Quando de repente lhe disseram que ele era a voz de uma geração, que seria o líder de uma revolução, Dylan, num concerto memorável no Royal Albert Hall em 1966, e para espanto geral, pega numa guitarra eléctrica e simplesmente rebenta com tudo. É a melhor parte do concerto, ainda que os puristas da altura ficassem de cabelos em pé com a súbita mudança de estilo de Dylan.
Aliás, no final do concerto, dá-se um episódio que vale a pena recordar. Antes do monumental "Like a Rolling Stone" (7'53''), bem audível, surge uma voz do público que acusa Bob Dylan de traição. «JUDAS !», berrou um tipo.
Bob Dylan, que aquecia já os dedos para brilhar com aquela espectacular canção, pega no microfone e responde desdenhosamente:
«I don't believe you ! You're a lier !»
E rebenta a música.

Sempre quis contrariar aquilo que esperavam ou queriam dele. Foi isso que percebi quando assisti a dois concertos que ele deu em Lisboa com uma diferença de 5 anos. Totalmente diferentes um do outro. No último alterou tanto as versões das canções que ficaram praticamente irreconhecíveis. Ninguém as cantava. E como a garganta danificada não ajudava a perceber a letra, ficámos assim: quem é este gajo ?
Um mito que, ao contrário de muitos outros, quis alcançar esse estatuto sem ter que morrer.

quinta-feira, 13 de maio de 2010

lição de humildade

Ir com a mota ao chão porque um zéquinha não me vê, não respeita a prioridade e trava quando só devia continuar.

quarta-feira, 12 de maio de 2010

Feel like shit

Não dormi nada. Ontem à noite fui jogar futebol, perdemos 2-5 com uma equipa de mete-nojo, não marquei nenhum golo, levei pancada, da grossa, deitei-me tarde, o puto berrou a noite toda e, hoje, já vou no quarto café. Seguido.
... e deixei o carro ficar sem gasolina.

Para aguentar o dia, escuto Keith Jarrett. O Köln Concert. Gravado na Alemanha, em 1975, é uma master-piece. O seu disco mais vendido de sempre. Uma hora e quatro faixas de música extraordinária de um virtuoso do jazz contemporâneo. Que a Joana, uma amiga da Faculdade, me deu para ouvir num dia de estudo em casa dela, e a quem pedi logo para gravar numa cassete. E que estrondo ! quando percebi que já conhecia um dos excertos. Devo-lhe ter agradecido mil vezes.
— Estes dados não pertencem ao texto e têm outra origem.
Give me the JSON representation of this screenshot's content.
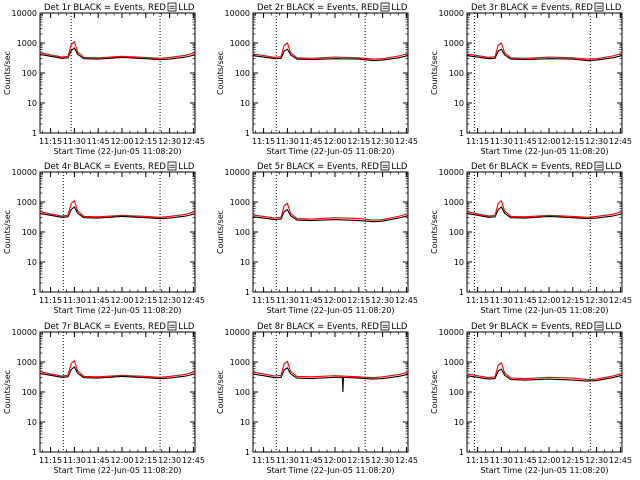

Jarrett a solo, ao piano, marcando o ritmo com pancadas secas na madeira do instrumento e com ruídos vocais sofridos e arrepiantes. Completamente em transe.
Os seus concertos são verdadeiras maratonas de improvisação e suor. Tanto, que Jarrett nunca mais interpretou o que tocou em Colónia. Porque esse concerto foi improvisado.
Há um filme do Nanni Moretti, que revisito sempre que posso (sobretudo o capítulo In Vespa), que inclui na sua banda sonora a melhor passagem da primeira peça do disco. Moretti desloca-se pelas ruas de Roma, montado na sua vespa, até ao local onde Pier Paolo Pasolini foi assassinado. É um dos momentos mais belos do filme. De uma tristeza devastadora.

Cadernos Marroquinos - 5º Dia

O Sahara, finalmente. Ocidental. A 2 kms da fronteira com a Argélia.
Chegámos num Land Rover branco. Como não cabíamos todos lá dentro, dois foram em cima do tejadilho e um em cima do capot, eu.

O sol parecia não querer deixar-nos. Pendurado no céu, teimava em não baixar. A luz, tranquila, suave. Depois, as sombras. Areia quente. Areia mole. Boa. Primeiro subi ao cimo de uma duna e deixei-me divagar, entregue àquele mundo. Depois espojei-me na areia. Há poucas coisas que me dêem mais prazer na vida que sentir a areia morna no corpo. E espreguiçar-me. Intensamente. Quase adormecer.

Tínhamos deixado tudo em M’Hamid. As mochilas, a carrinha, o pouco que tínhamos levado connosco.
O conforto no deserto é estar despojado. Deixar as coisas para trás. Tudo o que se puder. Tudo. O passado, a ordem, a cidade, o que temos. Tudo. As paixões, o dever, a segurança, o medo. Os papéis, quem somos. Ser livre. Totalmente. Ali éramos só nós. Mas esteve cada um para seu lado, cada um a querer saber onde estava. A viver o seu deserto. Ninguém falava. Olhava tudo. Nada. Tudo. Paz.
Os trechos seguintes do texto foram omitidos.